Krieg mit M23-Rebellen in Kongo: Rebellen zielen auf Goma
Die Rebellenbewegung M23 rückt im Osten Kongos auf die Millionenstadt Goma vor. Panik bricht unter Kriegsvertriebenen aus.
Fast genau zehn Jahre, nachdem die M23 schon einmal Goma im Handstreich erobert hatte, droht sich jetzt offenbar das Drama zu wiederholen. In der Millionenstadt am Ufer des Kivu-Sees sowie in den umliegenden Vertriebenenlagern brach Panik aus.
In den vergangenen Wochen und Monaten, seit die Tutsi-geführten Rebellen der M23 weite Gebiete im Dreiländereck entlang der Grenzen zu Ruanda und Uganda eroberten, sind bis zu 40.000 Familien aus den umkämpften Ortschaften mit ihren Habseligkeiten in Richtung Goma geflohen. In Kanyaruchinya, einem nördlichen Vorort am Fuße des aktiven Vulkans Nyiragongo, haben sie sich rund um eine große Schule mit Fußballplatz niedergelassen, sich dort Zelte aus Planen und Eukalyptuszweigen gebaut – eine desaströse Lage, es regnet.
Jetzt müssen sie erneut fliehen. Am Dienstag war von Kanyaruchinya aus Artilleriefeuer zu hören. Panisch rafften Frauen und Kinder ihre Sachen zusammen und rannten bergabwärts in Richtung Stadt. Handy-Videos, die auf Twitter geteilt wurden, zeigen die Massenpanik. Die Frontlinie zwischen Regierungsarmee und M23 verläuft nur rund 10 Kilometer nördlich und die Rebellen rücken immer weiter vor.
Die Rebellen wollen verhandeln
Die M23 versucht, eine wichtige militärische Position zu erobern: einen erloschenen kleinen Vulkankrater mit drei Telefonmasten auf dessen Spitze, die sogenannten „Trois Antennes“. Von dieser Anhöhe in der Savanne aus kann man die Millionenstadt Goma bis zum See überblicken – und auch bombardieren.

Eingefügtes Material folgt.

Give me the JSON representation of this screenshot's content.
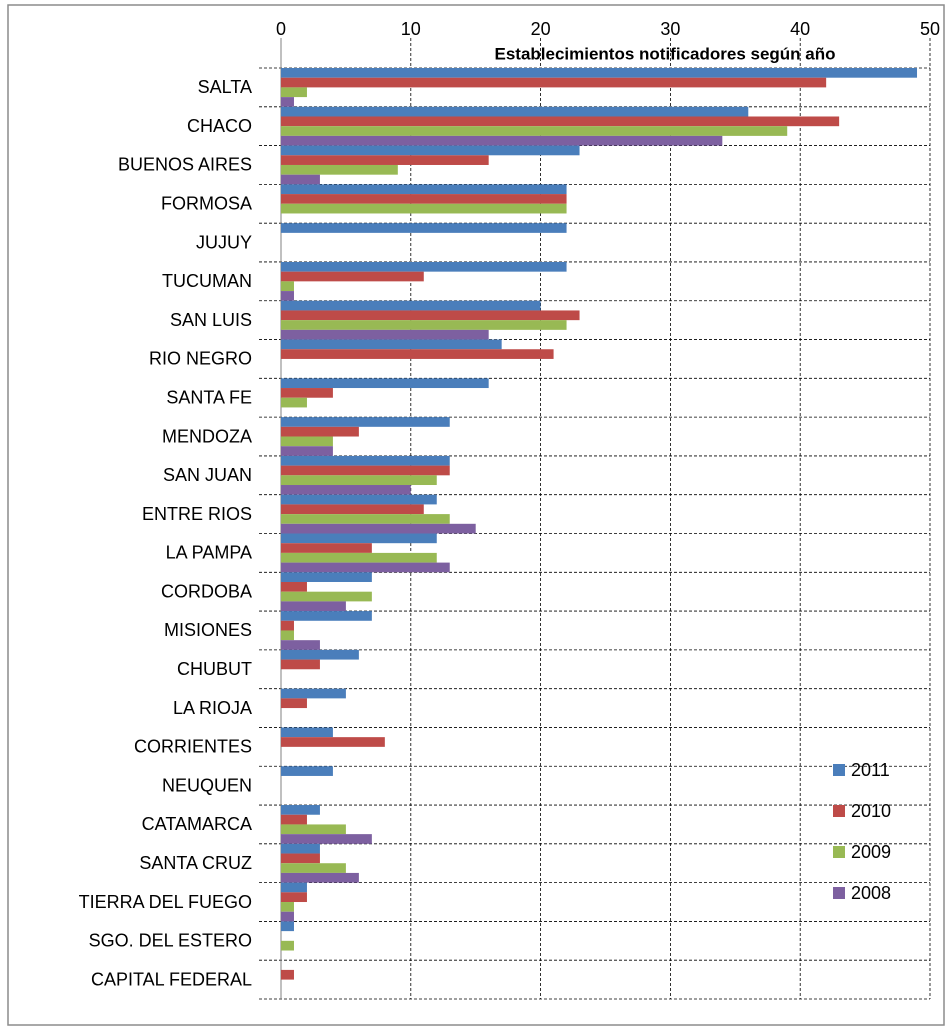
{
  "chart_data": {
    "type": "bar",
    "orientation": "horizontal",
    "title": "Establecimientos notificadores según año",
    "categories": [
      "SALTA",
      "CHACO",
      "BUENOS AIRES",
      "FORMOSA",
      "JUJUY",
      "TUCUMAN",
      "SAN LUIS",
      "RIO NEGRO",
      "SANTA FE",
      "MENDOZA",
      "SAN JUAN",
      "ENTRE RIOS",
      "LA PAMPA",
      "CORDOBA",
      "MISIONES",
      "CHUBUT",
      "LA RIOJA",
      "CORRIENTES",
      "NEUQUEN",
      "CATAMARCA",
      "SANTA CRUZ",
      "TIERRA DEL FUEGO",
      "SGO. DEL ESTERO",
      "CAPITAL FEDERAL"
    ],
    "series": [
      {
        "name": "2011",
        "color": "#4a7ebb",
        "values": [
          49,
          36,
          23,
          22,
          22,
          22,
          20,
          17,
          16,
          13,
          13,
          12,
          12,
          7,
          7,
          6,
          5,
          4,
          4,
          3,
          3,
          2,
          1,
          0
        ]
      },
      {
        "name": "2010",
        "color": "#be4b48",
        "values": [
          42,
          43,
          16,
          22,
          0,
          11,
          23,
          21,
          4,
          6,
          13,
          11,
          7,
          2,
          1,
          3,
          2,
          8,
          0,
          2,
          3,
          2,
          0,
          1
        ]
      },
      {
        "name": "2009",
        "color": "#98b954",
        "values": [
          2,
          39,
          9,
          22,
          0,
          1,
          22,
          0,
          2,
          4,
          12,
          13,
          12,
          7,
          1,
          0,
          0,
          0,
          0,
          5,
          5,
          1,
          1,
          0
        ]
      },
      {
        "name": "2008",
        "color": "#7d60a0",
        "values": [
          1,
          34,
          3,
          0,
          0,
          1,
          16,
          0,
          0,
          4,
          10,
          15,
          13,
          5,
          3,
          0,
          0,
          0,
          0,
          7,
          6,
          1,
          0,
          0
        ]
      }
    ],
    "xlim": [
      0,
      50
    ],
    "xticks": [
      0,
      10,
      20,
      30,
      40,
      50
    ],
    "grid": true,
    "legend": "right"
  }
}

Von hier aus hatte die M23 vor genau zehn Jahren am 20. November 2012 Goma erobert. Jetzt will sie sich zumindest in die Position versetzen, das erneut tun zu können – wenn die Regierung nicht in Gespräche einwilligt. „Gebiete zu besetzen ist nicht unser Ziel“, sagte vor wenigen Tagen M23-Präsident Bertrand Bisimwa gegenüber der taz. Ziel sei es, mit Kongos Regierung zu verhandeln.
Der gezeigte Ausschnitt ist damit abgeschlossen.